Smaller transport containers are safer for the animals, too - they won't get thrown around as much inside a small container as they would if they were in a larger one.

That said, I do think people should be providing water and somewhere to hide off display for the animals.


----------



## Joshuashaw (Apr 27, 2008)

but the yellow anaconda (i think) looked so tightly cramped into that box!


----------



## Ssthisto (Aug 31, 2006)

The yellow anaconda in the box wasn't too badly off (although I'd have gone larger still) - but I felt sorry for that first copperhead that was in a deli cup where it had NO range for movement at all... and for the rabbits/guineapigs that were crammed in shoulder to hip in cages too small for ONE animal.
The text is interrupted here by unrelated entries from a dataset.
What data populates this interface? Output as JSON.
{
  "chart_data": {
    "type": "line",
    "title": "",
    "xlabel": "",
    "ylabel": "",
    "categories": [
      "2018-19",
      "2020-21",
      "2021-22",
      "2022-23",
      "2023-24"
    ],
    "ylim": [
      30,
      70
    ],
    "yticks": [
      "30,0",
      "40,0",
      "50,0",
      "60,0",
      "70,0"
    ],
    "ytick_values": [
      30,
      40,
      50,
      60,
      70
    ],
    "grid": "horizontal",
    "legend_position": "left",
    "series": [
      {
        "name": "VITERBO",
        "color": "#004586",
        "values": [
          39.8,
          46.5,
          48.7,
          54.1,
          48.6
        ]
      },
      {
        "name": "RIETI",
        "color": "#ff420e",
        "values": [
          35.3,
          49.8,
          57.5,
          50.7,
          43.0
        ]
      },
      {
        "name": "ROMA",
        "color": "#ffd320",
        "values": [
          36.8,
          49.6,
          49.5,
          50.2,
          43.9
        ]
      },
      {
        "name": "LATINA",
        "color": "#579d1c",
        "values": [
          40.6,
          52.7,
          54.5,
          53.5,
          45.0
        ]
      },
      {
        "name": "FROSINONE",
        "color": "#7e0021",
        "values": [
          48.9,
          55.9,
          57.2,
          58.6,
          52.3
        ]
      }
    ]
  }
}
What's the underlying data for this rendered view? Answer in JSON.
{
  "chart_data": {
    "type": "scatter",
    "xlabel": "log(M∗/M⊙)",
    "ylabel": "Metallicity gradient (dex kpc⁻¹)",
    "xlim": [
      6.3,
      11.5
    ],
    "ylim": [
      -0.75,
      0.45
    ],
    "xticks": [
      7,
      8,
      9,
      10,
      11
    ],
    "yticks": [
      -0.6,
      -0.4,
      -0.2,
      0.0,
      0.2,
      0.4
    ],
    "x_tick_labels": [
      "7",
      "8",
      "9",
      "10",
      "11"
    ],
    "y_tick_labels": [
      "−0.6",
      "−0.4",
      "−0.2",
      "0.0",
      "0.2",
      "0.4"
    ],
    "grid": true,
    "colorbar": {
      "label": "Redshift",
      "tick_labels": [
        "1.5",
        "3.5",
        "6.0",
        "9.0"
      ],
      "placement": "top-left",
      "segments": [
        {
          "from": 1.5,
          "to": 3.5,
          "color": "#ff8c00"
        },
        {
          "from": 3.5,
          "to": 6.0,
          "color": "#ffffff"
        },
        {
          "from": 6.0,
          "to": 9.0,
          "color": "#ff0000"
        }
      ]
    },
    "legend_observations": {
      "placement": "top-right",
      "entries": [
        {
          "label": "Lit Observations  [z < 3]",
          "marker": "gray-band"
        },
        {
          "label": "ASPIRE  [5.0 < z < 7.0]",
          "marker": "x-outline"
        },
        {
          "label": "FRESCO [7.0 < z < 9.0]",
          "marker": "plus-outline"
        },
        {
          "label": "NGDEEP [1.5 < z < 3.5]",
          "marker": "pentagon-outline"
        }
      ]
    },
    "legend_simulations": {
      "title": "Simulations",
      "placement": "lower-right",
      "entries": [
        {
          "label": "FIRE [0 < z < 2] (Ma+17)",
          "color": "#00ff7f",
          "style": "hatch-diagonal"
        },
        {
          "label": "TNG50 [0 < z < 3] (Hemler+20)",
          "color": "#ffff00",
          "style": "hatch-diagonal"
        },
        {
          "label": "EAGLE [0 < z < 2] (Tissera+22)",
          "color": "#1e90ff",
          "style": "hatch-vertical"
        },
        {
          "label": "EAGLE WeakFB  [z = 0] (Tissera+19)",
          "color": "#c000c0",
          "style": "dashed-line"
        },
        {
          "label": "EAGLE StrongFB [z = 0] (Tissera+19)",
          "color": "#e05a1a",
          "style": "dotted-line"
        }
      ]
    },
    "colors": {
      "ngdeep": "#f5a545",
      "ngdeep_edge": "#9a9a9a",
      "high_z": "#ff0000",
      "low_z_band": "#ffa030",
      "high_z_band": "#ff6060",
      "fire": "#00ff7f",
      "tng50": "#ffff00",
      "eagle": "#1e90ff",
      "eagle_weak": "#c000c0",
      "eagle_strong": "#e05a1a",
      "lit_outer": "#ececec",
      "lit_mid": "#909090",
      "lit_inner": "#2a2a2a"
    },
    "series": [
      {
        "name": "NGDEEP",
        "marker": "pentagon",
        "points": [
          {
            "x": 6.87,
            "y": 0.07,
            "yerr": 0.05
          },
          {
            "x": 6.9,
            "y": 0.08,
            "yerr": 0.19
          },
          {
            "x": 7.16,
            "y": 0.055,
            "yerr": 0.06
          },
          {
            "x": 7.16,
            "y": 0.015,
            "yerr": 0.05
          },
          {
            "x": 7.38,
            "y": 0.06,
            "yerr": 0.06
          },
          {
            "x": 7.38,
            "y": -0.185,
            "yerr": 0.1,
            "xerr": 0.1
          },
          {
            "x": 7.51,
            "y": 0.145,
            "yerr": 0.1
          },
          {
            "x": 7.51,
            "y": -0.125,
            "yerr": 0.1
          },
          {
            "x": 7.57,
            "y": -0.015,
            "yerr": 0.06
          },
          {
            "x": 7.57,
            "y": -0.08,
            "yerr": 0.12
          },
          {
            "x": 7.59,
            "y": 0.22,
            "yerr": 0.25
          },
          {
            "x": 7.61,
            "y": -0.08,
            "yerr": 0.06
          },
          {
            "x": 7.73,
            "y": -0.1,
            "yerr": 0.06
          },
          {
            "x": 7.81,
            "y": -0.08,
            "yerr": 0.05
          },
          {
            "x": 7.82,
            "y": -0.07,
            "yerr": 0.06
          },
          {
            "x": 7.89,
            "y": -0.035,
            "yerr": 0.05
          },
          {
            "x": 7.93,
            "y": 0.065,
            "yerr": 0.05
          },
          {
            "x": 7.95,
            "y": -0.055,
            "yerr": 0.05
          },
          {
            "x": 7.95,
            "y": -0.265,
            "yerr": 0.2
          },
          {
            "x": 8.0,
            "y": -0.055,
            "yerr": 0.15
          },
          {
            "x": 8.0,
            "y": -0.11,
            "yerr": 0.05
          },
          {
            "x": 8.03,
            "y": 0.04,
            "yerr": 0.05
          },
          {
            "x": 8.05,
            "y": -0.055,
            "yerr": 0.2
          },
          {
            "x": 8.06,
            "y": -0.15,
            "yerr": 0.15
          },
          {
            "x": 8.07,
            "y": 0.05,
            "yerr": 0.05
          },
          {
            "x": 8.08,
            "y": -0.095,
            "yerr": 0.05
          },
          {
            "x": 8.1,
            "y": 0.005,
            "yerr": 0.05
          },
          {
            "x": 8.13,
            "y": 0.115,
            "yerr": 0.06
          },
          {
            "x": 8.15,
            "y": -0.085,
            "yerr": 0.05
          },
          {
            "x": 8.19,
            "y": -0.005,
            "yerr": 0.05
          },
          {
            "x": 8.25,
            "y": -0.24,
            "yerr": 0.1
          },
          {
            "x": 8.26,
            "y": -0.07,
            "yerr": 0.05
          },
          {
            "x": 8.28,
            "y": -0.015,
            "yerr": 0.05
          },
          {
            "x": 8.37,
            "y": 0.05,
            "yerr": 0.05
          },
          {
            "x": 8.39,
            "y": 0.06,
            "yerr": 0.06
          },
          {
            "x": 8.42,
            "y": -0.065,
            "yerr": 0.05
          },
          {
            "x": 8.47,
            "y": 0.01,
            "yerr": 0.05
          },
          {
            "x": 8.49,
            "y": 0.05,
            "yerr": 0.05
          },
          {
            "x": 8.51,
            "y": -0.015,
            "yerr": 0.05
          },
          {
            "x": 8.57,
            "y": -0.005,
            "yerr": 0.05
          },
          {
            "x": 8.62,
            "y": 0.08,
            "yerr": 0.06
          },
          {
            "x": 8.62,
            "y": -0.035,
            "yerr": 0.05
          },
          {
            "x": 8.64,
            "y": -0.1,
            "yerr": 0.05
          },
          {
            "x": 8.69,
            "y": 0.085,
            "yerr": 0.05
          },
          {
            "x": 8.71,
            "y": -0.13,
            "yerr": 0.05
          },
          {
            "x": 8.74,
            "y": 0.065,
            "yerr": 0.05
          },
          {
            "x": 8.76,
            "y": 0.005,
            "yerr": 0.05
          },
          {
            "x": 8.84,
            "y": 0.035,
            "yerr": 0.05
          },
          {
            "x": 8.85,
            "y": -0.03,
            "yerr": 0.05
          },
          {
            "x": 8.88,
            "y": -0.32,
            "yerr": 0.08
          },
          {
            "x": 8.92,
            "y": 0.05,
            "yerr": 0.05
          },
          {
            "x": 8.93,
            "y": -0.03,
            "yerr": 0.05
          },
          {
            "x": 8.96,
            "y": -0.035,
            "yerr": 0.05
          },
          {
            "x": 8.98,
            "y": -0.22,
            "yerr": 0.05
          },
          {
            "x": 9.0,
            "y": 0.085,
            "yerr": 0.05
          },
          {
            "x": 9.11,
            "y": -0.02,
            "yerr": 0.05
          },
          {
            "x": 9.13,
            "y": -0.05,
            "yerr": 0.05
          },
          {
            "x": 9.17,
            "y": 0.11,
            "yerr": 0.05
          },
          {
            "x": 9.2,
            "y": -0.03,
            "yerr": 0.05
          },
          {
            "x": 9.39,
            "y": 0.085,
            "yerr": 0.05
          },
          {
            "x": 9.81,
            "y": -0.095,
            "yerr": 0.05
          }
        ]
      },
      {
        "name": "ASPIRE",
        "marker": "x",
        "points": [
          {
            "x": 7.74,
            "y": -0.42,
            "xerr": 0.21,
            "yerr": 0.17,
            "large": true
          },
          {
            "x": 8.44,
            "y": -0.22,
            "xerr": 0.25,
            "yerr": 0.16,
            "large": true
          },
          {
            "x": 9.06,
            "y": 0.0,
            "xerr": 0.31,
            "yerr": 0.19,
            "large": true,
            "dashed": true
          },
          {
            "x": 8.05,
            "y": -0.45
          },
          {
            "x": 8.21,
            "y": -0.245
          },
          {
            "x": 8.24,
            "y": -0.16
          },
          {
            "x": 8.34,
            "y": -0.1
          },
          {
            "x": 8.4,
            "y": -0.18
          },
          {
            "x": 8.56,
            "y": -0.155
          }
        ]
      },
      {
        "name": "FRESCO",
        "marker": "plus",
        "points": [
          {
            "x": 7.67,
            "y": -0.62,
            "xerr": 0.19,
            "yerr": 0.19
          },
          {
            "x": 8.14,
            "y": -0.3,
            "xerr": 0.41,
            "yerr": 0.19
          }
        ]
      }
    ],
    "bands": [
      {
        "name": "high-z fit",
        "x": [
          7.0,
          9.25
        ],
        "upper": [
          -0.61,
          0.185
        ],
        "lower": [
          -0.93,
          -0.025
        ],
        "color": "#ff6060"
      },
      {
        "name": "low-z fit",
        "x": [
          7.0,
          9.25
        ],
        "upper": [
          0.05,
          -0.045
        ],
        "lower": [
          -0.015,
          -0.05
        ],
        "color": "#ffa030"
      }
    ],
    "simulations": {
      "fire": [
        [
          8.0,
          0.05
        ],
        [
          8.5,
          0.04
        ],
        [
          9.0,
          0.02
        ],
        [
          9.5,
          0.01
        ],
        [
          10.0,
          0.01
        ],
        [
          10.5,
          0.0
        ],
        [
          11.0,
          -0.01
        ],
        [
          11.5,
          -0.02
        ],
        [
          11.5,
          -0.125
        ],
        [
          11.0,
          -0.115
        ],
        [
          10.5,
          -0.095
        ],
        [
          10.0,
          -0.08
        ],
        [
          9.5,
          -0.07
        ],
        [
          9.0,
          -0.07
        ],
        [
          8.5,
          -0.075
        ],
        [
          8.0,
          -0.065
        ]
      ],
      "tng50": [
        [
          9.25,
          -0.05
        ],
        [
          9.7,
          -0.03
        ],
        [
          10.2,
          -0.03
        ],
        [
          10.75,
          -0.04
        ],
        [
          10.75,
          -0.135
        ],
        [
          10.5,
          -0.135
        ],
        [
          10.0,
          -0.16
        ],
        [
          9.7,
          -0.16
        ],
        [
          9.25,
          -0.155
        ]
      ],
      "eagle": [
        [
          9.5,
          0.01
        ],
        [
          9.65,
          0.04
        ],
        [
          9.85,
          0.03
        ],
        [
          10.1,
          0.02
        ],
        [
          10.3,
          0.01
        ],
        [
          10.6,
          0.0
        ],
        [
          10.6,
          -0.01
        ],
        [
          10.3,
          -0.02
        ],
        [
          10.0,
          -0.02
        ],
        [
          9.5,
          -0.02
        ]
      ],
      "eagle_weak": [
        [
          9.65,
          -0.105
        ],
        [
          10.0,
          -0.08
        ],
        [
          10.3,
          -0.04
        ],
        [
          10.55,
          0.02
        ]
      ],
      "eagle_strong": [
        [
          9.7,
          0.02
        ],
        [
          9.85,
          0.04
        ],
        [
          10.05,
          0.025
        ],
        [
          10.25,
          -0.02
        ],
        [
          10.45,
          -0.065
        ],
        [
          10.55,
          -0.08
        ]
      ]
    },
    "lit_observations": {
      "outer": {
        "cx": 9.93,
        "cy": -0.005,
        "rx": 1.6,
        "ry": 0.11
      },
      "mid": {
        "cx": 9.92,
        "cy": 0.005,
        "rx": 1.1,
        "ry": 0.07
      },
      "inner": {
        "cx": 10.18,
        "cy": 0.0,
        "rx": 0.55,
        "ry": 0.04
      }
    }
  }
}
Granted, that's an American show (Hamburg Pennsylvania, not Hamburg Germany) and is not exactly representative of the hobbyist shows here in the UK nor even the shows at Hamm in Germany.


----------



## Fangio (Jun 2, 2007)

The animals I've seen at UK shows have more room than those in their tubs/containers.


----------



## tomsdragons (Dec 23, 2007)

the problem is offering a hide etc just means they will use them, the sellers want people to see there stock, hiden reptiles are not easy to see, and therefore less likly to sell..
Tom


----------



## Declan123 (Dec 29, 2007)

Not on topic really.... But Muffdaddy2 is a Arsehole... please dont listen to the things he says, he has given out life threatening advise before.... both with animals and people


----------



## Joshuashaw (Apr 27, 2008)

Yeah, not on topic at all.


----------



## King of Snake (Sep 18, 2007)

Joshuashaw said:


> Yeah, not on topic at all.


Yeah but to be fair he was talking about a video that the OP, you, linked to....

:whistling2:


----------



## ferretlad (Mar 6, 2008)

I was surprised to see how cheap the venomous snakes were, and i wonder why he felt the need for a gun?


----------